Mittwoch, 10. Juni 2015

The Lilac Time - No sad songs






















The Lilac Time wurde bereits 1986 gegründet und besteht im Kern aus den Brüdern Nick und Stephen Duffy. Aktuell wird die Band von Stephen Duffys Frau Claire und (nicht verwandt und nicht verschwägert) Melvin Duffy an der Pedal Steel Gitarre komplettiert. Stephen Duffy war eines der Gründungsmitglieder von Duran Duran  und Produzent von Robbie Williams’ “Intensive care”. Auch als Solokünstler und diversen anderen musikalischen Konstellationen war / ist er aktiv. Doch dem ganzen Output ist eine Neigung zu poppiger / gefälliger Musik gemein. 

Dem bleibt er auch mit seiner Folkpop Band The Lilac Time und dem aktuellen Album “No sad songs” treu. Melodien und Harmonien prägen dieses neunte Album der Band. “Babylon revisited” und “The dream that woke me” stechen etwas heraus, ansonsten ist “No sad songs” ein Quell kaum enden wollender Gefälligkeit. Das zündet nicht immer aber in der richtigen Stimmung stellenweise bemerkenswert gut. Und dort stören die orchestralen Arrangements und die Pedal Steel Gitarre auch gar nicht. Der Vorgänger "Runout Groove" erschien bereits im Jahr 2007, so dass man wohl von einem gelungenen Comeback sprechen kann.
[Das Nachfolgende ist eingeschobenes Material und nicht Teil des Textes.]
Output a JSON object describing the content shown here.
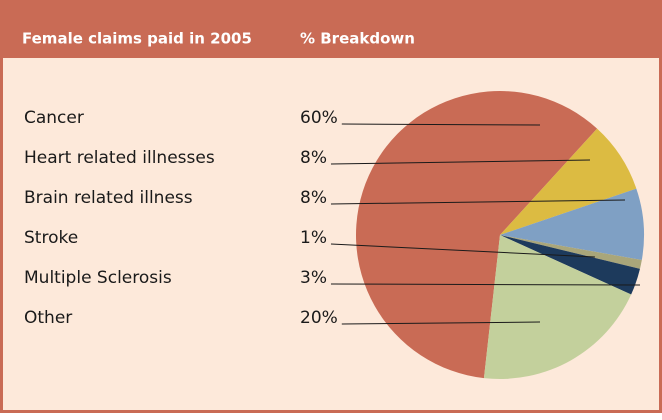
{
  "chart_data": {
    "type": "pie",
    "title": "Female claims paid in 2005",
    "subtitle": "% Breakdown",
    "categories": [
      "Cancer",
      "Heart related illnesses",
      "Brain related illness",
      "Stroke",
      "Multiple Sclerosis",
      "Other"
    ],
    "values": [
      60,
      8,
      8,
      1,
      3,
      20
    ],
    "value_labels": [
      "60%",
      "8%",
      "8%",
      "1%",
      "3%",
      "20%"
    ],
    "colors": [
      "#c96b55",
      "#dcbb42",
      "#7fa0c4",
      "#a9a67a",
      "#1d3a5c",
      "#c3d09c"
    ]
  }
}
Trotz der Streichereinlagen und der sanften Arrangements kommt keine schmalzige Stimmung auf, dafür klingt das Album zu melancholisch. Als wolle Duffy unterschwellig mitteilen, dass Liebe vielleicht doch nur Selbsttäuschung ist. Aber eine, die keinen Alternative kennt, denn was wäre das Leben ohne sie?
Musikalisch geben sich die Beteiligten abwechslungsreicher als zuvor. In "She Writes A Symphony" klingen sie zum Schluss wie Crosby, Stills and Nash, "Rag Tag + Bobtail" ist ein atmosphärisches Instrumental Nick Duffys. Akustikgitarren spielen nach wie vor eine wichtige Rolle, doch nicht mehr die zentrale.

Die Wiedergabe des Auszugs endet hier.